As I alluded to earlier (“giving instructions on exactly what the curtains in his temple should look like”) take a look at this chapter from Exodus. 37 verses on how to construct and decorate the room to hold the Ark of the Covenant. Utterly useless information to almost everyone, forever (given that only the most pure and high priests would ever be allowed to see it) and yet, it managed to be transmitted across time. In the same amount of text, any god could have explained a number of basic health tips (boil river water before drinking it), or a few useful technologies, or something that would only make sense in the future, such as describing the shape and function of DNA, and telling the people “now, I know that you don’t understand this now, but it is vital that you record and pass this on exactly as I tell it to provide future proof that I’m telling the truth.”

The only reason that ancient scriptures have to contain information known only to the ancients is because the ancients had no help or inspiration in writing them.

Atheism is a belief kind of like not collecting stamps is a hobby.

My aunt thinks human pregnancy is proof of God.

Is elephant pregnancy proof of Ganesh?

Well, God is often mentioned when the pregnancy starts after all.

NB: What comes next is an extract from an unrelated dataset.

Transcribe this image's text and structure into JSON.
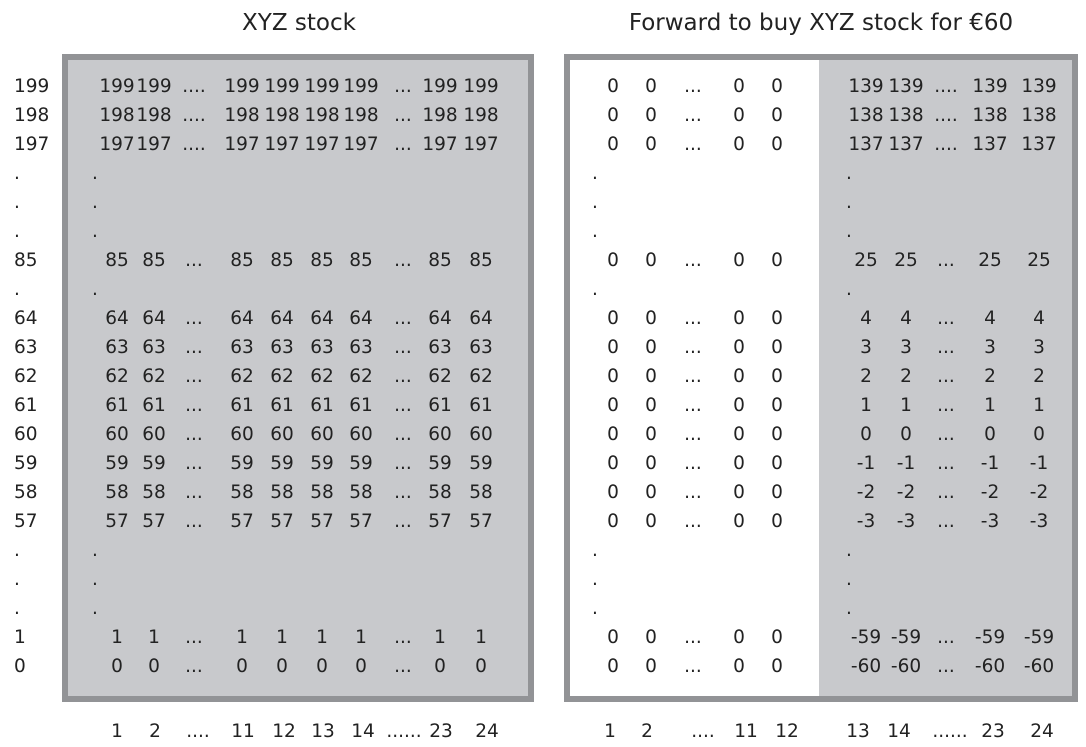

I am of the belief that if there is a being that acts in ways in which God is said to act, there is a suitable mechanism through which He could act: resolving of the probabilistic nature of quantum effects. All of the efforts of this being would be incredibly subtle, only able to do things that are physically possible but end up being entirely unlikely without divine guidance. It might be possible to induce hallucinations in suitably wired people by manipulating the constituent elements composing a person’s brain. The wiring can also be influenced during development by random effects if needed. Human parthenogenesis is probably a step too far, but it might be possible that someone could appear dead and only need to rest for a few days.

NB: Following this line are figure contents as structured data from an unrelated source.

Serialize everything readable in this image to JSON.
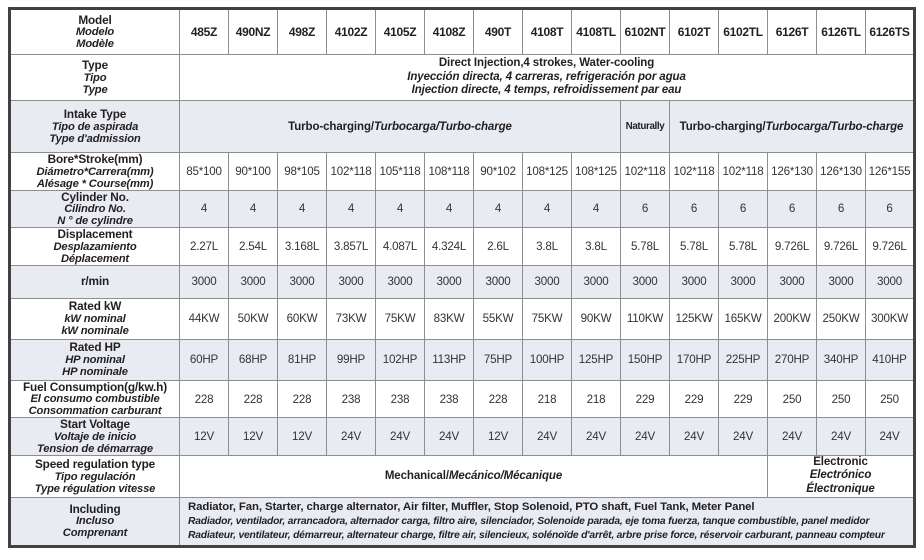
{
  "colors": {
    "shaded_row_bg": "#e9ebf2",
    "outer_border": "#414042",
    "inner_border": "#8e8e8e",
    "text": "#231f20"
  },
  "table": {
    "models": [
      "485Z",
      "490NZ",
      "498Z",
      "4102Z",
      "4105Z",
      "4108Z",
      "490T",
      "4108T",
      "4108TL",
      "6102NT",
      "6102T",
      "6102TL",
      "6126T",
      "6126TL",
      "6126TS"
    ],
    "rows": [
      {
        "kind": "models",
        "shaded": false,
        "label": [
          "Model",
          "Modelo",
          "Modèle"
        ]
      },
      {
        "kind": "span",
        "shaded": false,
        "label": [
          "Type",
          "Tipo",
          "Type"
        ],
        "spans": [
          {
            "cols": 15,
            "lines": [
              "Direct Injection,4 strokes, Water-cooling",
              "Inyección directa, 4 carreras, refrigeración por agua",
              "Injection directe, 4 temps, refroidissement par eau"
            ]
          }
        ]
      },
      {
        "kind": "span",
        "shaded": true,
        "label": [
          "Intake Type",
          "Tipo de aspirada",
          "Type d'admission"
        ],
        "spans": [
          {
            "cols": 9,
            "segs": [
              [
                "Turbo-charging/",
                0
              ],
              [
                "Turbocarga/Turbo-charge",
                1
              ]
            ]
          },
          {
            "cols": 1,
            "segs": [
              [
                "Naturally",
                0
              ]
            ]
          },
          {
            "cols": 5,
            "segs": [
              [
                "Turbo-charging/",
                0
              ],
              [
                "Turbocarga/Turbo-charge",
                1
              ]
            ]
          }
        ]
      },
      {
        "kind": "cells",
        "shaded": false,
        "label": [
          "Bore*Stroke(mm)",
          "Diámetro*Carrera(mm)",
          "Alésage * Course(mm)"
        ],
        "cells": [
          "85*100",
          "90*100",
          "98*105",
          "102*118",
          "105*118",
          "108*118",
          "90*102",
          "108*125",
          "108*125",
          "102*118",
          "102*118",
          "102*118",
          "126*130",
          "126*130",
          "126*155"
        ]
      },
      {
        "kind": "cells",
        "shaded": true,
        "label": [
          "Cylinder No.",
          "Cilindro No.",
          "N ° de cylindre"
        ],
        "cells": [
          "4",
          "4",
          "4",
          "4",
          "4",
          "4",
          "4",
          "4",
          "4",
          "6",
          "6",
          "6",
          "6",
          "6",
          "6"
        ]
      },
      {
        "kind": "cells",
        "shaded": false,
        "label": [
          "Displacement",
          "Desplazamiento",
          "Déplacement"
        ],
        "cells": [
          "2.27L",
          "2.54L",
          "3.168L",
          "3.857L",
          "4.087L",
          "4.324L",
          "2.6L",
          "3.8L",
          "3.8L",
          "5.78L",
          "5.78L",
          "5.78L",
          "9.726L",
          "9.726L",
          "9.726L"
        ]
      },
      {
        "kind": "cells",
        "shaded": true,
        "label": [
          "r/min"
        ],
        "cells": [
          "3000",
          "3000",
          "3000",
          "3000",
          "3000",
          "3000",
          "3000",
          "3000",
          "3000",
          "3000",
          "3000",
          "3000",
          "3000",
          "3000",
          "3000"
        ]
      },
      {
        "kind": "cells",
        "shaded": false,
        "label": [
          "Rated kW",
          "kW nominal",
          "kW nominale"
        ],
        "cells": [
          "44KW",
          "50KW",
          "60KW",
          "73KW",
          "75KW",
          "83KW",
          "55KW",
          "75KW",
          "90KW",
          "110KW",
          "125KW",
          "165KW",
          "200KW",
          "250KW",
          "300KW"
        ]
      },
      {
        "kind": "cells",
        "shaded": true,
        "label": [
          "Rated HP",
          "HP nominal",
          "HP nominale"
        ],
        "cells": [
          "60HP",
          "68HP",
          "81HP",
          "99HP",
          "102HP",
          "113HP",
          "75HP",
          "100HP",
          "125HP",
          "150HP",
          "170HP",
          "225HP",
          "270HP",
          "340HP",
          "410HP"
        ]
      },
      {
        "kind": "cells",
        "shaded": false,
        "label": [
          "Fuel Consumption(g/kw.h)",
          "El consumo combustible",
          "Consommation carburant"
        ],
        "cells": [
          "228",
          "228",
          "228",
          "238",
          "238",
          "238",
          "228",
          "218",
          "218",
          "229",
          "229",
          "229",
          "250",
          "250",
          "250"
        ]
      },
      {
        "kind": "cells",
        "shaded": true,
        "label": [
          "Start Voltage",
          "Voltaje de inicio",
          "Tension de démarrage"
        ],
        "cells": [
          "12V",
          "12V",
          "12V",
          "24V",
          "24V",
          "24V",
          "12V",
          "24V",
          "24V",
          "24V",
          "24V",
          "24V",
          "24V",
          "24V",
          "24V"
        ]
      },
      {
        "kind": "span",
        "shaded": false,
        "label": [
          "Speed regulation type",
          "Tipo regulación",
          "Type régulation vitesse"
        ],
        "spans": [
          {
            "cols": 12,
            "segs": [
              [
                "Mechanical/",
                0
              ],
              [
                "Mecánico/Mécanique",
                1
              ]
            ]
          },
          {
            "cols": 3,
            "lines": [
              "Electronic",
              "Electrónico",
              "Électronique"
            ]
          }
        ]
      },
      {
        "kind": "span",
        "shaded": true,
        "label": [
          "Including",
          "Incluso",
          "Comprenant"
        ],
        "spans": [
          {
            "cols": 15,
            "align": "left",
            "lines": [
              "Radiator, Fan, Starter, charge alternator, Air filter, Muffler, Stop Solenoid, PTO shaft, Fuel Tank, Meter Panel",
              "Radiador, ventilador, arrancadora, alternador carga, filtro aire, silenciador, Solenoide parada, eje toma fuerza, tanque combustible, panel medidor",
              "Radiateur, ventilateur, démarreur, alternateur charge, filtre air, silencieux, solénoïde d'arrêt, arbre prise force, réservoir carburant, panneau compteur"
            ]
          }
        ]
      }
    ]
  }
}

Not to say that I think there is an intelligence behind how quantum effects resolve, but that’s the only possibility I can see for it given what we know about science now.

glowacks: Fun, but probably not workable. It still requires “miraculous” powers on the part of this guy, in order to resolve quantum uncertainty in ways he chooses.

Also, that’d require processing a really astonishing amount of information: where does he store it? How does he access it? Where is this guy? How can he affect the material universe, but remain, himself, invisible and intangible and in all other ways undetectable?

It’s just a large-scale echo of the problem of the soul: how is the soul supposed to interact with the brain? Descartes pointed to the Pineal gland…but people have had that removed surgically and didn’t lose their essential humanity.

The model is, at very least, incomplete…

When Napoleon asked the mathematician Laplace (or maybe Lagrange) to explain to him the motions of the planets, he looked at the diagrams he had drawn and thought about it for a moment and then said, “I see now how it all works but where is God in all this?” Laplace replied, " Sire, I have no need of that hypothesis".

Atheism and faith are not both “beliefs”. The way the World works must be proven not believed in.

It’s creators all the way down.
Yes, I put the two quotes out of sequence.

It is hard to prove how the world works. Our explanations have to be provisional in the sense that they may be incomplete. But they could be provisional with a very high degree of confidence.
Newton’s Laws were about as proven as anything - but since they were still provisional, it was not hard to extend them when Einstein proposed relativity.
If physics were religion, there would be camps of the Newtonians and Einsteinians, and no doubt a war.